J'écris rarement en utilisant le « je ». C'est parce que je ne me considère pas comme une experte, mais comme une vulgarisatrice. Je préfère expliquer les résultats des scientifiques plutôt que de donner mon opinion très approximative sur un sujet que je ne maîtrise pas. Mais voilà, on me demande souvent mon avis sur telle ou telle étude un peu étrange qui se retrouve à la une des journaux. Je fais donc une exception aujourd'hui pour parler des 5 choses que je vérifie toujours pour évaluer la crédibilité d'une nouvelle scientifique.
1. Les conflits d'intérêts : Un conflit d'intérêts, c'est lorsque l'auteur d'une étude a des motivations externes qui pourraient influencer son intégrité. Bien sûr, on pense d'abord aux intérêts financiers. Prenons l'exemple d'un scientifique qui reçoit de l'argent de Jenny Craig et qui écrit ensuite : « La perte de poids est plus grande avec des programmes qui fournissent des repas. » Dans un cas comme celui-là, je me pose des questions. Cependant, je m'interroge aussi lorsqu'une personne est émotivement impliquée dans son sujet d'étude. Les militants ne font pas nécessairement les meilleurs chercheurs, même si leur cause est juste.

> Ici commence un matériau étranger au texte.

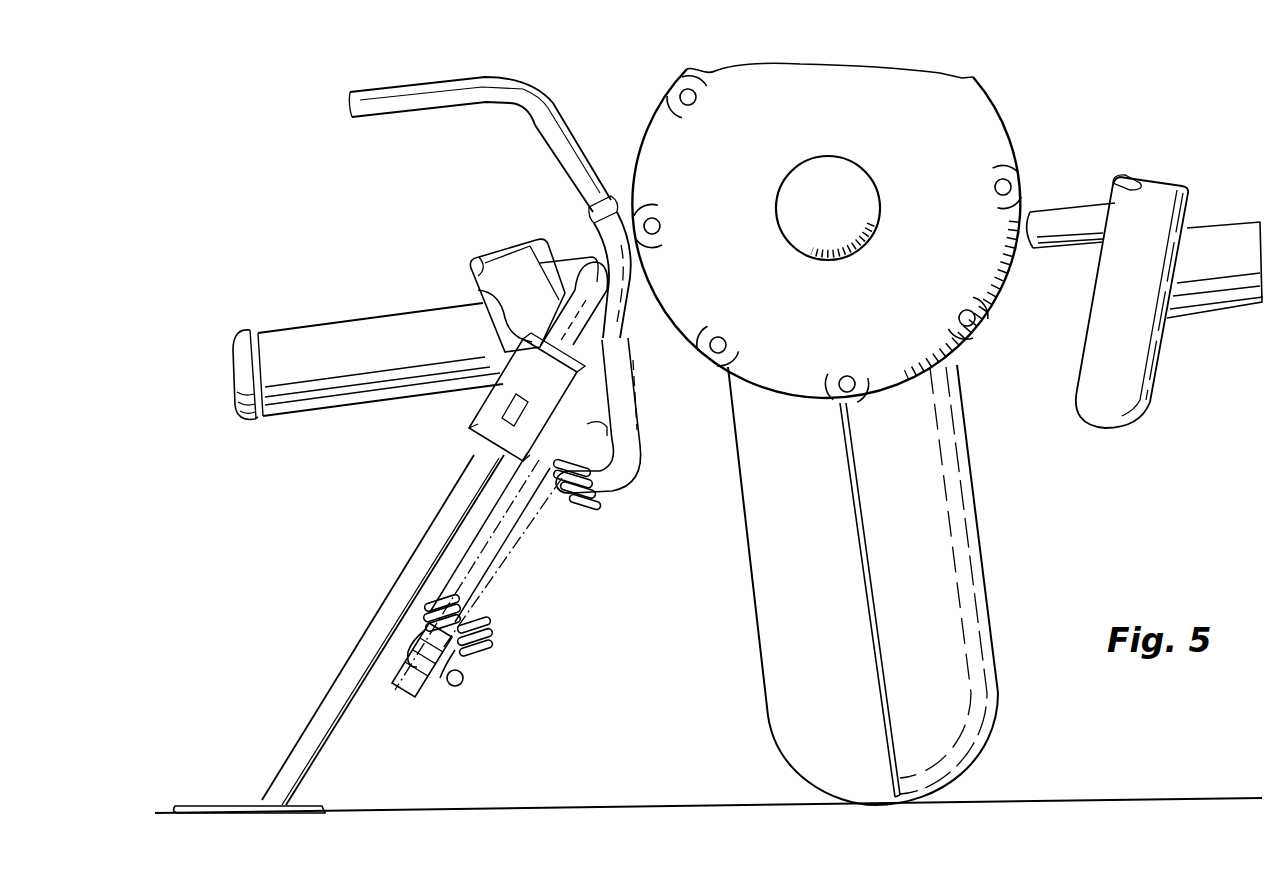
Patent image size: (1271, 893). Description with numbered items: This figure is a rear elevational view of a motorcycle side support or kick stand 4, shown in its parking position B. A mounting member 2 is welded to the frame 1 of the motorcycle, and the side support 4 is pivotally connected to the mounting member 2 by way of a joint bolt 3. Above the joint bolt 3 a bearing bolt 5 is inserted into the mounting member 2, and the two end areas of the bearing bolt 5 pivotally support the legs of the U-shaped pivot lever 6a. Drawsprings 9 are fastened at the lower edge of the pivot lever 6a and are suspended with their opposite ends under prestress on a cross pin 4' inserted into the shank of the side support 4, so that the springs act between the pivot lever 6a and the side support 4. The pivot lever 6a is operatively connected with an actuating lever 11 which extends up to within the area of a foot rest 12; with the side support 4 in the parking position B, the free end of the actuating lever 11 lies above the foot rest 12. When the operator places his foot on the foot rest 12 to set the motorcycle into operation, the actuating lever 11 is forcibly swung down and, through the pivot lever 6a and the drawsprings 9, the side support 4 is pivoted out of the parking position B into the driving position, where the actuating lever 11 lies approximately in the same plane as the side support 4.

The frame 1 is at (520, 276).
The mounting member 2 is at (566, 334).
The joint bolt 3 is at (503, 367).
The side support 4 is at (339, 634).
The cross pin 4' is at (477, 592).
The bearing bolt 5 is at (478, 290).
The pivot lever 6a is at (618, 395).
The drawspring 9 is at (590, 510).
The actuating lever 11 is at (418, 101).
The foot rest 12 is at (318, 352).
The parking position B is at (348, 612).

2. Les facteurs confondants : Ces facteurs sont des variables externes au phénomène étudié, mais qui peuvent influencer directement les résultats d'une expérience. Ainsi, un scientifique qui s'intéresse à l'effet de la consommation d'alcool pendant la grossesse sur le développement cognitif du tout-petit DOIT tenir compte de l'éducation de la mère, de son style de vie ou de l'environnement dans lequel l'enfant grandit. Sinon, il risque de conclure quelque chose d'étrange comme « l'alcool consommé en quantité modérée favorise le développement de l'enfant ».
3. Le mécanisme biologique : Lorsqu'une étude arrive à un résultat quelconque, il faut que celui-ci puisse être expliqué par les connaissances théoriques que nous avons déjà dans le domaine. Une recherche qui démontre un effet de la pleine lune sur la fertilité humaine est vraisemblablement très mauvaise puisqu'il n'existe aucun moyen d'expliquer raisonnablement cette observation. Si une conclusion ne fait pas de sens selon moi, je suis toujours un peu sur mes gardes. Oui, je sais, l'Histoire est parsemée de révolution scientifique. Toutefois, c'est plus souvent l'exception que la règle.

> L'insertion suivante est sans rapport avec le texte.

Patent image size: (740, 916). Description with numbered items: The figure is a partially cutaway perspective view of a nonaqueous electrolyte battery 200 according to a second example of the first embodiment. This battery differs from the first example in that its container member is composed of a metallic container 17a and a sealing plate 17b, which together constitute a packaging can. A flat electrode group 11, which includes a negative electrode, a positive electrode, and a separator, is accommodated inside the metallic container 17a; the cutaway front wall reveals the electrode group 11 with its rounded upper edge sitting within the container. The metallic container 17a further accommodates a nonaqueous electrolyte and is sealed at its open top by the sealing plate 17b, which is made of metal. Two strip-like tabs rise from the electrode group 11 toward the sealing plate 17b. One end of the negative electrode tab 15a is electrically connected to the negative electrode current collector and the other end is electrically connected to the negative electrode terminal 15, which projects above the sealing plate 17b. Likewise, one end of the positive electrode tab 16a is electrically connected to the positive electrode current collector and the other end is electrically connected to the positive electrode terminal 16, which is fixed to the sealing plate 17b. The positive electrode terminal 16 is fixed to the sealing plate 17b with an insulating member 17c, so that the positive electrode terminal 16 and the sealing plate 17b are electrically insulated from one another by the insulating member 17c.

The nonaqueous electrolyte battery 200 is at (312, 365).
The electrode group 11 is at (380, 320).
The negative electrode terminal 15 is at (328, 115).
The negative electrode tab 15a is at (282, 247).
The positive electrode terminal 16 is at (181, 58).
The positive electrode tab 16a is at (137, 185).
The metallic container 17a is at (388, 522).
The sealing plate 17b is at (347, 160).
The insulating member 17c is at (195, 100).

4. La façon de définir les groupes : Dans le domaine de l'allaitement, c'est particulièrement important. Instinctivement, on pense à comparer les nourrissons qui ont été allaités à ceux qui ne l'ont pas été. Cependant, qu'est-ce qu'on entend exactement par un enfant qui a été allaité? En théorie, un bébé qui a reçu une seule tétée au sein est un bébé qui a été allaité. Pourtant, tout le monde sera d'accord qu'il y a très peu de différences entre cet enfant et celui qui n'a pas été allaité du tout. Une définition adéquate de l'allaitement est donc importante si on veut éviter les grands titres du genre « L'allaitement n'a aucun avantage ».
5. Est-ce que les résultats supportent les conclusions? Certains chercheurs ont la fâcheuse habitude d'extrapoler à partir de leurs données. Prenons une étude qui révèle que les réveils nocturnes des bébés sont plus souvent associés au fait d'être un bébé irritable à 6 mois, aux maladies de l'enfant, à la dépression maternelle, à l'allaitement et à une plus grande sensibilité maternelle. Personnellement, je ne vois pas comment on peut conclure à partir de ces résultats que c'est la preuve hors de tout doute que les parents doivent laisser pleurer leur bébé. Je tente donc de départager les opinions des conclusions basées sur des données sérieuses.
En bref, l'essentiel est de garder un esprit critique. C'est ce que j'essaie de faire lorsqu'une nouvelle étude fait les manchettes et que je veux me faire une idée de sa valeur.